A 1-step gradient approximation sidesteps memory-intensive backpropagation-through-time (BPTT), enabling efficient training using only local gradient updates, grounded in deep equilibrium models.
HRM implements adaptive computation time using a Q-learning-based halting mechanism, dynamically allocating compute based on task complexity. This allows the model to “think fast or slow” and scale at inference time without retraining.

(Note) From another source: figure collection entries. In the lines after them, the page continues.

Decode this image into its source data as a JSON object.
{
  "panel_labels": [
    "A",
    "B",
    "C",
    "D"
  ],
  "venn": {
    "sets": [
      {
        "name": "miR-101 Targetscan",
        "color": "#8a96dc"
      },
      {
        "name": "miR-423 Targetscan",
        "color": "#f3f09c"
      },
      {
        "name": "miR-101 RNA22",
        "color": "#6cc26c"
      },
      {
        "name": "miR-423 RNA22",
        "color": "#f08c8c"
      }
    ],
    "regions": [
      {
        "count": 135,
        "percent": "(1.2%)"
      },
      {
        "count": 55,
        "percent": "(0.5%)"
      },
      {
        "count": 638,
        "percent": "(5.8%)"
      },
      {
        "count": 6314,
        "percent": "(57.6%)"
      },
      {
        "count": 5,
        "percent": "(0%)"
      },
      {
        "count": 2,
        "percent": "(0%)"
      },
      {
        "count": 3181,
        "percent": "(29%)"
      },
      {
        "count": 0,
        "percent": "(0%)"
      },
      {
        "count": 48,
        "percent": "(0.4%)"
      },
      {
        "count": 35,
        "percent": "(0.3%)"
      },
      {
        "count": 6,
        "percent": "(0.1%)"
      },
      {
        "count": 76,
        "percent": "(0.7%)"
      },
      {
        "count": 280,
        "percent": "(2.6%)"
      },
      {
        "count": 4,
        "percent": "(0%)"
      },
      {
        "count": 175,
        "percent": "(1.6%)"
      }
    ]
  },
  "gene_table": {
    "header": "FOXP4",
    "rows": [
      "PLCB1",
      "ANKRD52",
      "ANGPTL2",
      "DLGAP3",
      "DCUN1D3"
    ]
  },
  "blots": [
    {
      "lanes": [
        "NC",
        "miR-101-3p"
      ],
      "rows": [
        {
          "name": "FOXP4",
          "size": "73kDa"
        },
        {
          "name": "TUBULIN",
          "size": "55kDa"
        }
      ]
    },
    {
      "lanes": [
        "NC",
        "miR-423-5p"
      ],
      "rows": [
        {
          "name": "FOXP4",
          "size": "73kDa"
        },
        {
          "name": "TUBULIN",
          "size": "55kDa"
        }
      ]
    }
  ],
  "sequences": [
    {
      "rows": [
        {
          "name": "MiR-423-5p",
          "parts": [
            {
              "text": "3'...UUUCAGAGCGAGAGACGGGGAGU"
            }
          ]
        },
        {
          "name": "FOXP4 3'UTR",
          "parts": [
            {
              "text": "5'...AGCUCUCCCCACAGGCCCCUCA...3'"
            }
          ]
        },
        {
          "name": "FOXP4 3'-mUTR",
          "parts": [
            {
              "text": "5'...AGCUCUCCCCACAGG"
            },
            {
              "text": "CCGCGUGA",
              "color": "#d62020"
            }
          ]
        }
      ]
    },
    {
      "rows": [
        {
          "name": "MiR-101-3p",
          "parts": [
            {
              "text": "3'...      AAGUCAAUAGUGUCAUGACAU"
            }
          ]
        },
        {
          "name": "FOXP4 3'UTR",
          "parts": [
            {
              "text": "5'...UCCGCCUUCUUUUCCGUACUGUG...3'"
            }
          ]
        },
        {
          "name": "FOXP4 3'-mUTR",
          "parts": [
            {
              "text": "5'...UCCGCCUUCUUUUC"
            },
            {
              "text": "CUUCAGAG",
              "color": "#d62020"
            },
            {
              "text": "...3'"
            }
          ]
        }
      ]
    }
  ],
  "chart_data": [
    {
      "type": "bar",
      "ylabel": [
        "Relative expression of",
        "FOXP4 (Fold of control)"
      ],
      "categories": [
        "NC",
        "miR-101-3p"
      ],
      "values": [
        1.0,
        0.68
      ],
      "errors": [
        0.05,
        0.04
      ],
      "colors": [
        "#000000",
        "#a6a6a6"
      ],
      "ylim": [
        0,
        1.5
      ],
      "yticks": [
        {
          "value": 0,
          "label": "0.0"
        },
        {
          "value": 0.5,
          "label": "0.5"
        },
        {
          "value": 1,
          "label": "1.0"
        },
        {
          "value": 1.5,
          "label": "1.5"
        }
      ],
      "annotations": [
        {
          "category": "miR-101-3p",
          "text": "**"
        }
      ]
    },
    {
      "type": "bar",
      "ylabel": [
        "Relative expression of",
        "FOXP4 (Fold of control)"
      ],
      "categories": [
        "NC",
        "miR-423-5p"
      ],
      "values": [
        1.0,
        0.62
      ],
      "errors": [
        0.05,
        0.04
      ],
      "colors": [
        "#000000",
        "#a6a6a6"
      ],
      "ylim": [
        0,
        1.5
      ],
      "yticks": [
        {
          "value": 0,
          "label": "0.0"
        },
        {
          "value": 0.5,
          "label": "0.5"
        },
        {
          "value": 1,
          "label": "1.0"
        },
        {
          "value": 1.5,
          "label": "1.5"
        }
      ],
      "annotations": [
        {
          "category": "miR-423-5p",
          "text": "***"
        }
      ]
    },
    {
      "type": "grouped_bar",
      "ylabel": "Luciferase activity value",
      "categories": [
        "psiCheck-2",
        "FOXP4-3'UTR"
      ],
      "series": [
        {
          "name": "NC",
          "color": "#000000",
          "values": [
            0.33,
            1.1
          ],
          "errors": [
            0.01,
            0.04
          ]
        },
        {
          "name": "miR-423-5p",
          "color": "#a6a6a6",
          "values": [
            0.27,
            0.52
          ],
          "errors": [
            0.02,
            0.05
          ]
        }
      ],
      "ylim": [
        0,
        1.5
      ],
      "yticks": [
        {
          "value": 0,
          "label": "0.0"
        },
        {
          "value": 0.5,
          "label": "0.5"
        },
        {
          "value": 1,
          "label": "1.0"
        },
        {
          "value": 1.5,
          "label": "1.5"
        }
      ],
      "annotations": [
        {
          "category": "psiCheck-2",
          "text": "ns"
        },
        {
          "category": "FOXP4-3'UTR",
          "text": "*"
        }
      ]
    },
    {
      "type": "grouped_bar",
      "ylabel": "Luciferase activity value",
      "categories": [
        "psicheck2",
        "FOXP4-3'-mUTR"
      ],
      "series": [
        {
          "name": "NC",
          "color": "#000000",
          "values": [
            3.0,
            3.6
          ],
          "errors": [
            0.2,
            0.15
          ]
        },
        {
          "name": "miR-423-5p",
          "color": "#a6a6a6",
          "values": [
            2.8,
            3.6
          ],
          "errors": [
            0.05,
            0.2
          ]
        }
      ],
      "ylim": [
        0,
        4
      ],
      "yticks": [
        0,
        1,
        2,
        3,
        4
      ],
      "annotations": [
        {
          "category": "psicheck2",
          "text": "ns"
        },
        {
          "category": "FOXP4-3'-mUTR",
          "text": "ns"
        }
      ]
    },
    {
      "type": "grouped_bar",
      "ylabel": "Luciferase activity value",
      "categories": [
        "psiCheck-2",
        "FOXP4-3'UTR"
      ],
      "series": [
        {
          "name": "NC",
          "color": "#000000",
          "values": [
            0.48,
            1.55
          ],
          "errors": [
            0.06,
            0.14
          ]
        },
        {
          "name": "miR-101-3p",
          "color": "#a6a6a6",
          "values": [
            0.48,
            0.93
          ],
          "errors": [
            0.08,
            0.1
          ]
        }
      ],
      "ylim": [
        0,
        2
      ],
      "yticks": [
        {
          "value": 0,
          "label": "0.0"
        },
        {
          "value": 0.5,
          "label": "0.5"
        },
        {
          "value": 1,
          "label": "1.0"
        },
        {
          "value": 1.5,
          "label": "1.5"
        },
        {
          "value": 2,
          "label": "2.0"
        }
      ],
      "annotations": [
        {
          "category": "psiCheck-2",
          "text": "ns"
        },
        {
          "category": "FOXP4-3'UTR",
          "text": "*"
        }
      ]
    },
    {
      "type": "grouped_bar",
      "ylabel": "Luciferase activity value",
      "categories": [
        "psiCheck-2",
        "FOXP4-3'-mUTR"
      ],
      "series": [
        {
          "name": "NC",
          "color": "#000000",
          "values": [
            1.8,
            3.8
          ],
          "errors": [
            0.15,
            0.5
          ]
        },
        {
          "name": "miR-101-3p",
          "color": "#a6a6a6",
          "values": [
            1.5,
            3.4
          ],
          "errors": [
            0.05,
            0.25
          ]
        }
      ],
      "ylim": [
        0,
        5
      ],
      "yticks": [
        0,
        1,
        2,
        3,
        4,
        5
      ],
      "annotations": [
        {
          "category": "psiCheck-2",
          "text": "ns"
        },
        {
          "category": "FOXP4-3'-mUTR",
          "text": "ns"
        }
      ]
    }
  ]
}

Experiments on ARC-AGI, Sudoku-Extreme, and Maze-Hard show that HRM significantly outperforms larger models using CoT or direct prediction, even solving problems that other models fail entirely (e.g., 74.5% on Maze-Hard vs. 0% for others).
Analysis reveals that HRM learns a dimensionality hierarchy similar to the cortex: the high-level module operates in a higher-dimensional space than the low-level one (PR: 89.95 vs. 30.22), an emergent trait not present in untrained models.
7. Where to show demos in your prompt?
Introduces DPP bias, a new kind of positional sensitivity in LLM where the location of demonstrations in a prompt significantly affects output accuracy and stability. While prior work focused on demo content and order, this study reveals that moving an identical demo block across different sections of a prompt, e.g., before vs. after the user query, can change accuracy by up to 20 points and flip a large percentage of model predictions.
Key findings:
Four canonical demo positions were evaluated: start or end of the system prompt (ssp, esp) and start or end of the user message (sum, eum). Placing demos at the start of the system prompt (ssp) consistently delivered the best performance across most tasks and models, while placing them after the query (eum) degraded accuracy and induced high volatility.
Two new metrics, Accuracy-Change and Prediction-Change, were introduced to quantify how performance and decision stability are impacted purely by demo placement.
Smaller models (e.g., Qwen-1.5B, LLAMA3-3B) are highly sensitive to demo position. For instance, on the AG News dataset, accuracy dropped from 76% (ssp) to 56% (eum) for Qwen-1.5B. In contrast, larger models like LLAMA3-70B show more stability but still exhibit shifts in optimal positioning depending on the task.
Scaling trends show that as model size increases, both accuracy differences and prediction flips caused by positional changes decrease. However, in generation tasks like summarization (e.g., XSUM, CNN/DM), even the largest models remain fragile, with prediction flip rates near 100% for late-positioned demos.
No universal best position: While ssp dominates in classification and reasoning tasks, sum or even eum occasionally performs better in generative or arithmetic settings, especially for larger models like Qwen-72B or LLAMA3-70B.
8. Self-Evolving Agents
This survey offers a comprehensive review of self-evolving agents, framing the field around what, when, and how agents evolve across models, memory, tools, and interactions. It highlights adaptation mechanisms, evaluation methods, and real-world applications, positioning self-evolution as a key step toward achieving Artificial Super Intelligence (ASI).
9. Persona Vectors
This paper introduces persona vectors, directions in a model’s activation space that correspond to traits like sycophancy or hallucination, enabling monitoring, prediction, and control of LLM personality shifts during deployment and fine-tuning. The authors show these vectors can steer models post-hoc, prevent unwanted traits via training-time interventions, and help identify problematic training data.
10. Efficient Attention Mechanisms
This survey reviews linear and sparse attention techniques that reduce the quadratic cost of Transformer self-attention, enabling more efficient long-context modeling. It also examines their integration into large-scale LLMs and discusses practical deployment and hardware considerations.